On Tuesday, San Francisco became the first city to file suit against President Donald Trump over his Jan. 25 executive order to withhold federal funds from sanctuary cities.
“Sanctuary jurisdictions across the United States willfully violate federal law in an attempt to shield aliens from removal from the United States. These jurisdictions have caused immeasurable harm to the American people and to the very fabric of our republic,” the executive order read.
By issuing the order, Trump wants to “ensure that jurisdictions that fail to comply with applicable Federal law do not receive Federal funds, except as mandated by law,” according to the executive order.
The federal government sends San Francisco more than $1 billion annually, amounting to a little more that a tenth of the city's budget, the San Francisco Chronicle reported.
San Francisco Mayor Ed Lee and Police Chief William Scott signaled on Monday that they don’t intend to arrest city residents without documentation, U.S. News said.
According to the Los Angeles Times, the executive order would be difficult to enforce because most federal funding would be exempt. The one exception: money for law enforcement, which Trump isn’t likely to cut anyway.
The suit may also have ample grounds to move forward, since executive orders like this one have previously been interpreted as infringing too much on state’s rights, the L.A. Times points out. Sanctuary cities are those that offer support or protection to illegal immigrants rather than arresting and deporting them.

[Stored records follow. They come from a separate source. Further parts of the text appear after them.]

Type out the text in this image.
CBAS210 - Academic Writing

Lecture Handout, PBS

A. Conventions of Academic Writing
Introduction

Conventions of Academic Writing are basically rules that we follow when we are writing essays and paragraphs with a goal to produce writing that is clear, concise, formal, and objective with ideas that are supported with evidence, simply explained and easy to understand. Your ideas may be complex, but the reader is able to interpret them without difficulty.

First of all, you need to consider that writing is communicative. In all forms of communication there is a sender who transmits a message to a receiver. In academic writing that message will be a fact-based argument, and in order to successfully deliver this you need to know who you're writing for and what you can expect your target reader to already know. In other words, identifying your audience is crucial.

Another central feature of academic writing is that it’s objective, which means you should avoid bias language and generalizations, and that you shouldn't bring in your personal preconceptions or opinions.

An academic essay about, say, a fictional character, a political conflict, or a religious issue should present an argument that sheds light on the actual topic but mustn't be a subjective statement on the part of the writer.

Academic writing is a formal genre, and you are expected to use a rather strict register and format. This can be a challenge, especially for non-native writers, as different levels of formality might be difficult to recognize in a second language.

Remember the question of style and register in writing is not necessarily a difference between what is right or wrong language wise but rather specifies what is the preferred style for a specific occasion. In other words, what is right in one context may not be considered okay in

At the press conference Tuesday announcing the legal action, city attorney Dennis Herrera cited, among other reasons like the order's "unconstitutionality" and "un-American-ness," that it's not the city's job to do the federal government's, the San Francisco Examiner reported. “President Trump’s executive order tries to turn city and state employees into federal immigration officers,” he said.
"Using city and county resources for federal immigration enforcement breeds distrust of local government and officials who have no power to change federal laws ... San Francisco has directed its employees and officers not to assist the federal government in enforcing federal immigration law, with limited exceptions," the lawsuit stated, according to the San Francisco Business Times.
San Francisco declared itself a sanctuary city in 1989, according to the L.A. Times, and has attempted to cut ties with federal immigration officials as well as refused to cooperate with them. The city also implemented an ordinance in 2013 saying that local law enforcement could not hold immigrants in custody for federal immigration officials if they had no charges pending against them and no violent felonies on record, the L.A. Times said.